Definition 2.1 (Probability axioms) Let \(\Omega\) denote the sample space of a random experiment. Let \(A \subseteq \Omega\) and \(B \subset \Omega\) be two disjoint events (i.e. \(A \cap B = \varnothing\)).
\[\begin{align} P(A) & \geq 0 \\ P(\Omega) & = 1 \quad \text{unit measure} \tag{2.1} \\ P(A \cup B) & = P(A) + P(B) \quad \text{additivity} \tag{2.2} \end{align}\]See Bertsekas and Tsitsiklis (2008) for a more thorough treatment of the subject.
Proof. For the proof note that \(A\) and \(\bar{A}\) are disjoint by definition (\(A \cap \bar{A} = \varnothing\)). Using (2.2) and (2.1) it follows that: \[\begin{align} P(A \cup \bar{A}) = P(A) + P(\bar{A}) \end{align}\]
\[\begin{align} P(A \cup \bar{A}) & = P(\Omega) \\ P(A) + P(\bar{A}) & = 1 \\ \implies P(A) & = 1 - P(\bar{A}). \end{align}\]
Example 2.1 Looking at the weather forecast for the next day you see that it will be raining (\(A\)) with probability \(P(A) = 0.3\). The sample space is \(\Omega = \{A, \bar{A}\}\) and the probability of not raining (\(\bar{A}\)) is then \(P(\bar{A}) = 1 - 0.3 = 0.7\).

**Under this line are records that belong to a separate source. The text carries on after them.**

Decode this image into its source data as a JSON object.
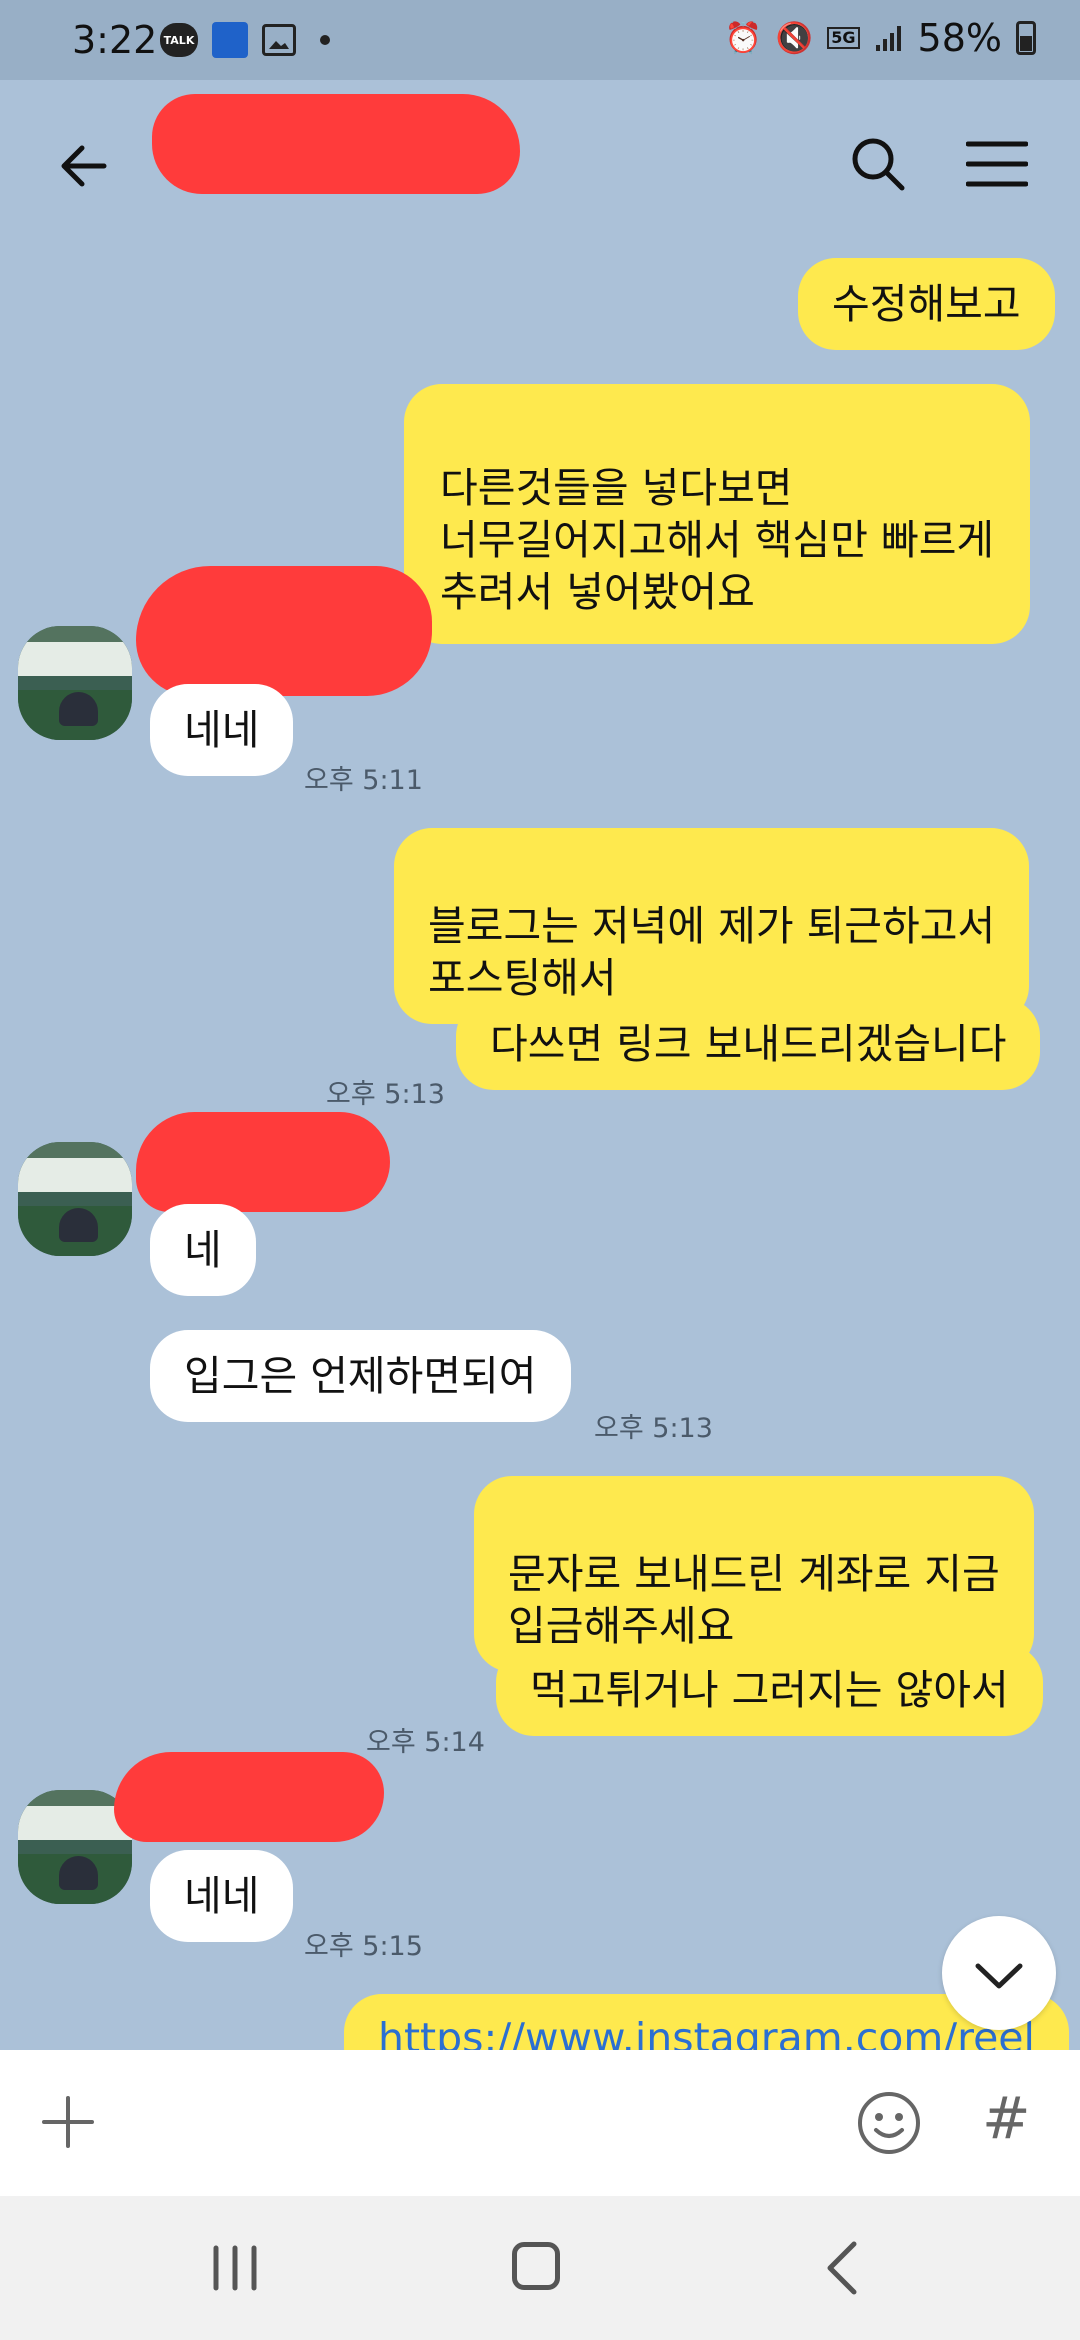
{
  "status_bar": {
    "time": "3:22",
    "talk_badge": "TALK",
    "network": "5G",
    "battery": "58%"
  },
  "header": {
    "back_icon": "arrow-left-icon",
    "search_icon": "search-icon",
    "menu_icon": "hamburger-menu-icon"
  },
  "messages": [
    {
      "from": "me",
      "text": "수정해보고"
    },
    {
      "from": "me",
      "text": "다른것들을 넣다보면\n너무길어지고해서 핵심만 빠르게\n추려서 넣어봤어요"
    },
    {
      "from": "other",
      "text": "네네",
      "time": "오후 5:11"
    },
    {
      "from": "me",
      "text": "블로그는 저녁에 제가 퇴근하고서\n포스팅해서"
    },
    {
      "from": "me",
      "text": "다쓰면 링크 보내드리겠습니다",
      "time": "오후 5:13"
    },
    {
      "from": "other",
      "text": "네"
    },
    {
      "from": "other",
      "text": "입그은 언제하면되여",
      "time": "오후 5:13"
    },
    {
      "from": "me",
      "text": "문자로 보내드린 계좌로 지금\n입금해주세요"
    },
    {
      "from": "me",
      "text": "먹고튀거나 그러지는 않아서",
      "time": "오후 5:14"
    },
    {
      "from": "other",
      "text": "네네",
      "time": "오후 5:15"
    },
    {
      "from": "me",
      "text": "https://www.instagram.com/reel"
    }
  ],
  "input_bar": {
    "plus_icon": "plus-icon",
    "emoji_icon": "emoji-icon",
    "hash_label": "#"
  },
  "colors": {
    "chat_bg": "#abc1d8",
    "my_bubble": "#fee94e",
    "other_bubble": "#ffffff",
    "redaction": "#ff3b3b",
    "link": "#2b6fd1"
  }
}
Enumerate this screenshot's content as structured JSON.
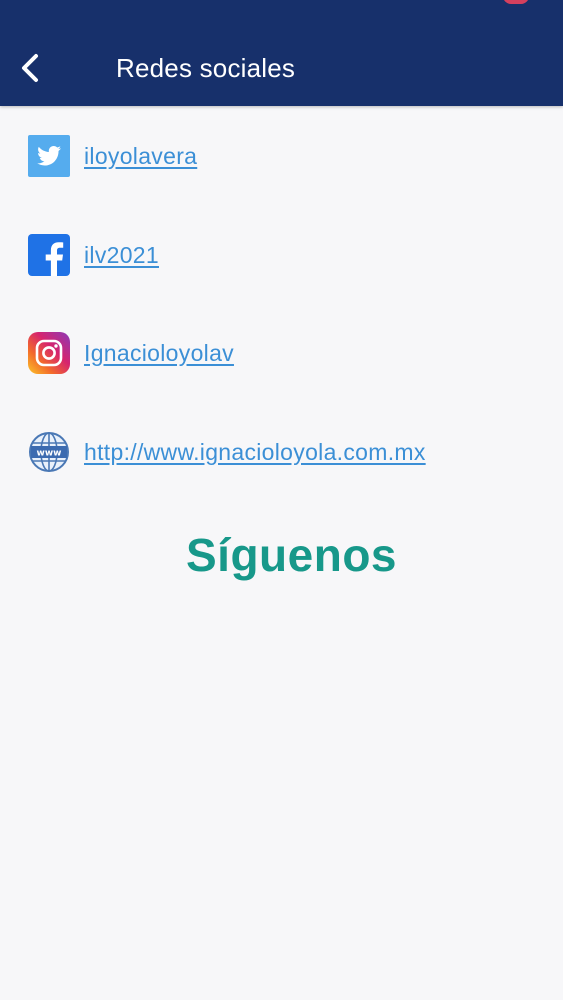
{
  "header": {
    "title": "Redes sociales",
    "background_color": "#17306b",
    "back_icon": "chevron-left-icon"
  },
  "social_links": [
    {
      "network": "twitter",
      "icon": "twitter-icon",
      "label": "iloyolavera"
    },
    {
      "network": "facebook",
      "icon": "facebook-icon",
      "label": "ilv2021"
    },
    {
      "network": "instagram",
      "icon": "instagram-icon",
      "label": "Ignacioloyolav"
    },
    {
      "network": "website",
      "icon": "globe-www-icon",
      "label": "http://www.ignacioloyola.com.mx"
    }
  ],
  "follow_text": "Síguenos",
  "colors": {
    "link": "#3b8fd6",
    "follow": "#17988a",
    "background": "#f7f7f9"
  }
}
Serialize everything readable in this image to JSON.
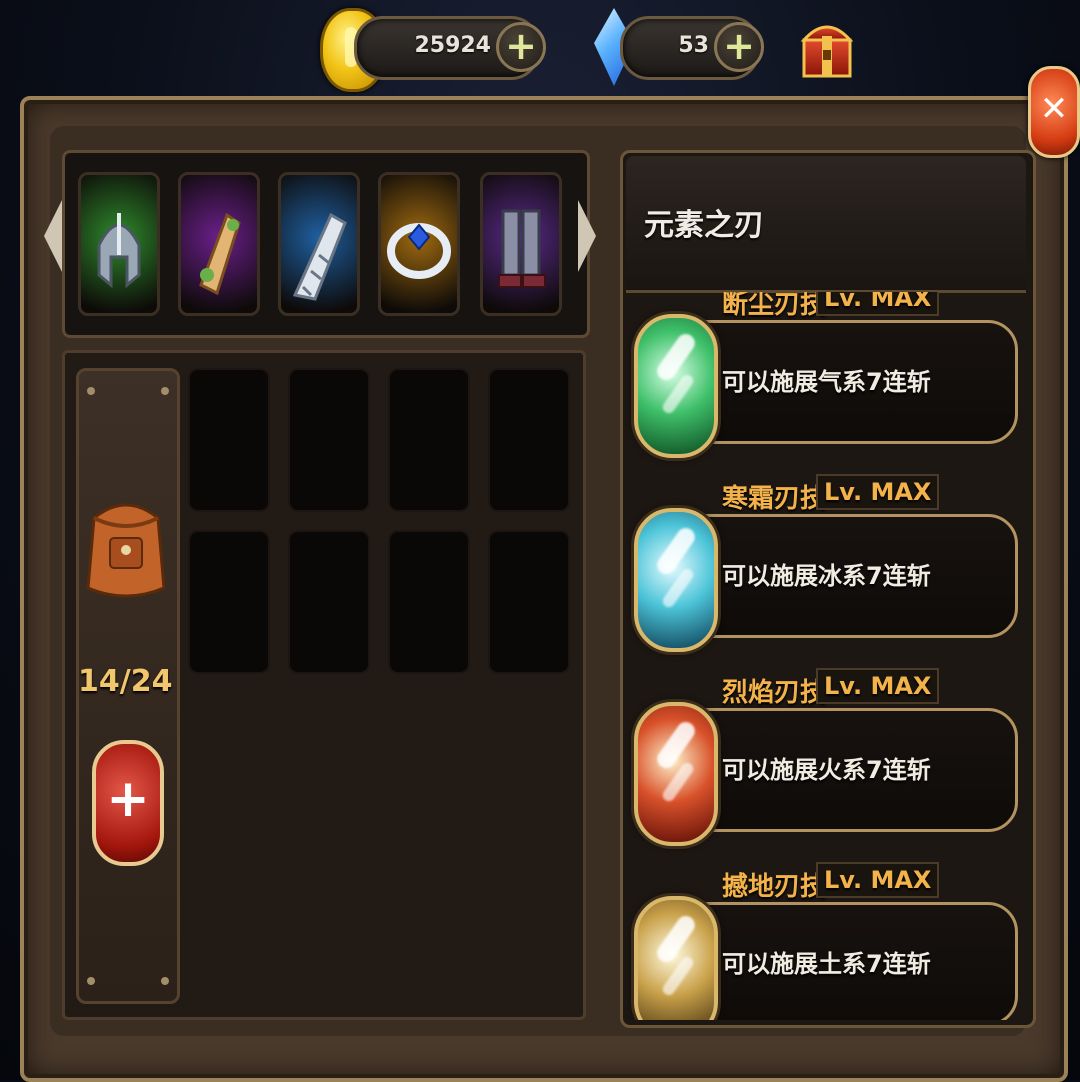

Example 2.2 In a game where you roll a (6-sided) dice once the sample space is \(\Omega = \{1, 2, 3, 4, 5, 6\}\). Denote the outcome of a roll with \(X\) and assume that the probability of each outcome is equal: \(P(X = i) = 1 / 6, i = 1,2,\ldots,6\). The probability of the event \(X = 1\) is then \(P(X = 1) = 1/6\). The probability of the event “outcome is not one” is \(P(X \neq 1) = P(X > 1) = 5 / 6.\)
References
Bertsekas, Dimitri P., and John N. Tsitsiklis. 2008. Introduction to Probability. Belmont, Mass: Athena Scientific.